Thursday, January 15, 2009

"Things Fall Apart," Curated by Joy Garnett & Artists' Talk @ Winkleman Gallery

Things Fall Apart
A Group Exhibition curated by Joy Garnett
January 16 - February 21, 2009
Opens January 16 6:00 PM - 8:00 PM

Featuring work by
Stephen Andrews
Paul Chan + The Front
Mounir Fatmi
Yevgeniy Fiks
Joy Garnett
Susan Hefuna
Christopher Lowry Johnson
Carlos Motta
Renata Poljak
Susan Silas

Winkleman Gallery is very pleased to present Things Fall Apart, a group exhibition curated by Joy Garnett.
January 16 – February 21, 2009
Opening reception: Friday, January 16, 6-8pm.

Things Fall Apart takes its title from a line in a well-known poem by William Butler Yeats1 that warns of ominous forces unleashed in the political vacuum following World War I. The poem reverberates in twentieth and twenty first century literature and culture, from Chinua Achebe’s eponymous novel2 about African societies giving way under colonialism, to Joan Didion’s collection of essays on California in the 1960s3, to Oliver Stone’s Nixon. Allusions to the poem regularly color news items, notably The Economist’s cover story after the U.S. market collapse, and New York Times articles covering the failed war in Iraq, the increasing dysfunction of the U.S. right wing political axis, and the spread of the current economic crisis to global markets.

If Yeats' poetic imagery and its subsequent iterations seethe with foreboding and even despair, by contrast, the international group of artists presented in Things Fall Apart mark precipitous global power shifts in their work while positing the darkest moments—when things fall apart—as salient points of departure for change.
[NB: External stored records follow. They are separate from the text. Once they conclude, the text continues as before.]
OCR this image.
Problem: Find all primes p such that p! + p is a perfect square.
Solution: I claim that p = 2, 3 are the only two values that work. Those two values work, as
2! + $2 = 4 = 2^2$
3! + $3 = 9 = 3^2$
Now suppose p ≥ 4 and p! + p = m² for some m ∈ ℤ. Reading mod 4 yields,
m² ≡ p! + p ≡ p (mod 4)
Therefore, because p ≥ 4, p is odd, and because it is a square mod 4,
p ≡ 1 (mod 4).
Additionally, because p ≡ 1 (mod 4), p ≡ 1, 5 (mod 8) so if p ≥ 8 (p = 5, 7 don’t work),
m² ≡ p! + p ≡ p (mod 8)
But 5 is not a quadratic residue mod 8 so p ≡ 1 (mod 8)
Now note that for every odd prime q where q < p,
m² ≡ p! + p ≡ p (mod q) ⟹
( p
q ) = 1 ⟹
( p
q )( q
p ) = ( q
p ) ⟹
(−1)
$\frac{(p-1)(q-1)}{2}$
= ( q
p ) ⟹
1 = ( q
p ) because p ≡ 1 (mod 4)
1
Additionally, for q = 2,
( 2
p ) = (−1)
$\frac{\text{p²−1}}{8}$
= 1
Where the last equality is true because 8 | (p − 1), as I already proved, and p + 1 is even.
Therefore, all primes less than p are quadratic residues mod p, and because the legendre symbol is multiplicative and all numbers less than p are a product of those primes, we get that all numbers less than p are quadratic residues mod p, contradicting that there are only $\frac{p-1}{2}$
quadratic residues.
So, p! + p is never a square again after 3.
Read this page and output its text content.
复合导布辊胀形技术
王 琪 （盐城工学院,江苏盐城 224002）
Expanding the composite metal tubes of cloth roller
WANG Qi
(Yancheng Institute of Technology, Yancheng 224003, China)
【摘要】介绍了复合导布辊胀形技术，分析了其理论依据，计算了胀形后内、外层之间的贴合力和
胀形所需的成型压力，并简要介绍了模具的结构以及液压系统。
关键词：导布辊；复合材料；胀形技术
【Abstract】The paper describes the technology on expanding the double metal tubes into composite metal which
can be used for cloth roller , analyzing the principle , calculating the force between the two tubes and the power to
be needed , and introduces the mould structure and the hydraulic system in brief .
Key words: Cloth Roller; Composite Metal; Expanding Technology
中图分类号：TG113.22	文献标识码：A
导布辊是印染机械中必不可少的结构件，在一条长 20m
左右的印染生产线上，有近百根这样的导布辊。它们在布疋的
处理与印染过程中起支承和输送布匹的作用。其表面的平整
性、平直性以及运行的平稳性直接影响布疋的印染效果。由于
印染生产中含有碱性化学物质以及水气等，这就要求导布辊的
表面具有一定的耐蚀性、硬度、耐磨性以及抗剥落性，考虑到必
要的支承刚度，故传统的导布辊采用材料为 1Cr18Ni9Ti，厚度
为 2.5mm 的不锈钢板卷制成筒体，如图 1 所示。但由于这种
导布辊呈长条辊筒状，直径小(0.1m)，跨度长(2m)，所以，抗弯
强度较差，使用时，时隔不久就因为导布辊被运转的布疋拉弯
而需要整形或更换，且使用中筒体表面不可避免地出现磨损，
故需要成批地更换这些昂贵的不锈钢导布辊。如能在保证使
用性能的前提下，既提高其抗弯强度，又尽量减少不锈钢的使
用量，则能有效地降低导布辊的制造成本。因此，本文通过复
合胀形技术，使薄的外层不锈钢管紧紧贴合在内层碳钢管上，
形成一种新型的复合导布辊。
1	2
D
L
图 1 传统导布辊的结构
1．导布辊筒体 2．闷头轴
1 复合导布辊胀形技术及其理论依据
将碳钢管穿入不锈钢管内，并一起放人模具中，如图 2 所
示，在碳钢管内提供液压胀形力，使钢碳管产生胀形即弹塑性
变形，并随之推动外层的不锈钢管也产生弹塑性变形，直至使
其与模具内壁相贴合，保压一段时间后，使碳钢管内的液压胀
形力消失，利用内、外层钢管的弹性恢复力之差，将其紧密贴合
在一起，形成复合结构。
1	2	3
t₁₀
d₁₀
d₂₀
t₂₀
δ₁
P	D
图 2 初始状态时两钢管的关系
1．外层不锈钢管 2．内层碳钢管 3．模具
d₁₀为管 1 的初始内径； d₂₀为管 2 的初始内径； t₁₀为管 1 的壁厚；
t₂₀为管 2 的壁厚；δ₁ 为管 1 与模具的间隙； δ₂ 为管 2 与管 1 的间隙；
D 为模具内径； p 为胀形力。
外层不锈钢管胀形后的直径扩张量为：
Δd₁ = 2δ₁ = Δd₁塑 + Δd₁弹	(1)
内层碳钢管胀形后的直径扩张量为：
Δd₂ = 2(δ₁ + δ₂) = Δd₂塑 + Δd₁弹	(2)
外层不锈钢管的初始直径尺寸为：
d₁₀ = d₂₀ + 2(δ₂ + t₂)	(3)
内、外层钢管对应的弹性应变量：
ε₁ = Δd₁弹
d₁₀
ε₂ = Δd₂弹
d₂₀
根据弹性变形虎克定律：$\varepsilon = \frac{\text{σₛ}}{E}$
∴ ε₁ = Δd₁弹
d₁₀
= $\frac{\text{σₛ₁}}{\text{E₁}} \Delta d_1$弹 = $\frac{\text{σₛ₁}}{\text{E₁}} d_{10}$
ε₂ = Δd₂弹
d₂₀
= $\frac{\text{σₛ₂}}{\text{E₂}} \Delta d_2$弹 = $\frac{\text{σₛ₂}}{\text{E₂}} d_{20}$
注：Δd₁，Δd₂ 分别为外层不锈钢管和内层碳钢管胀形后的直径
The graphically political work of Mounir Fatmi (Morocco) directly addresses the constructed political hierarchies at hand: flags of each of the G8 nations are poised like so many icons of power atop push-brooms, symbolizing the burden placed upon those who bear the brunt of the global decision-making system, and emphasizing its forced semblance of equilibrium. Global power dynamics and the intricate process of enemy construction are likewise made legible in the oil paintings of Yevgeniy Fiks (Russia), which point to a forgotten moment in U.S. history (1943-1944) when the goals of the American and Soviet propaganda machines coincided; the story turns poignantly on the ironic twist provided during the McCarthy hearings, when artists fulfilling that particular call to patriotism were rewarded by being blacklisted. Nationalist propaganda is again repurposed as so much raw material when Joy Garnett (USA) re-invents the candy-coated public relations photographs from the Yangtse Three Gorges Development Corporation website in a series of oil paintings that show the earth itself giving way in the widening gyre of China’s monumental and controversial public works project.

Plucked from televised footage of the earliest US bombardment of Iraq after 9/11, the drawings of Stephen Andrews (Canada) signal the coming of the Americans as “liberators” with a mixture of horror and humor, focusing on those instants, magnified by the media, when everything changes irrevocably. Paul Chan (USA/Hong Kong) and members of the New Orleans-based artist-run collective The Front4 present a selection of drawings, prints and photographs direct from the Ninth Ward, NOLA's ground zero. Displayed salon-style, these works combine images of destruction and displacement, personal memory and political disturbance, reflecting the people and places of the Gulf Coast in the aftermath of Hurricane Katrina.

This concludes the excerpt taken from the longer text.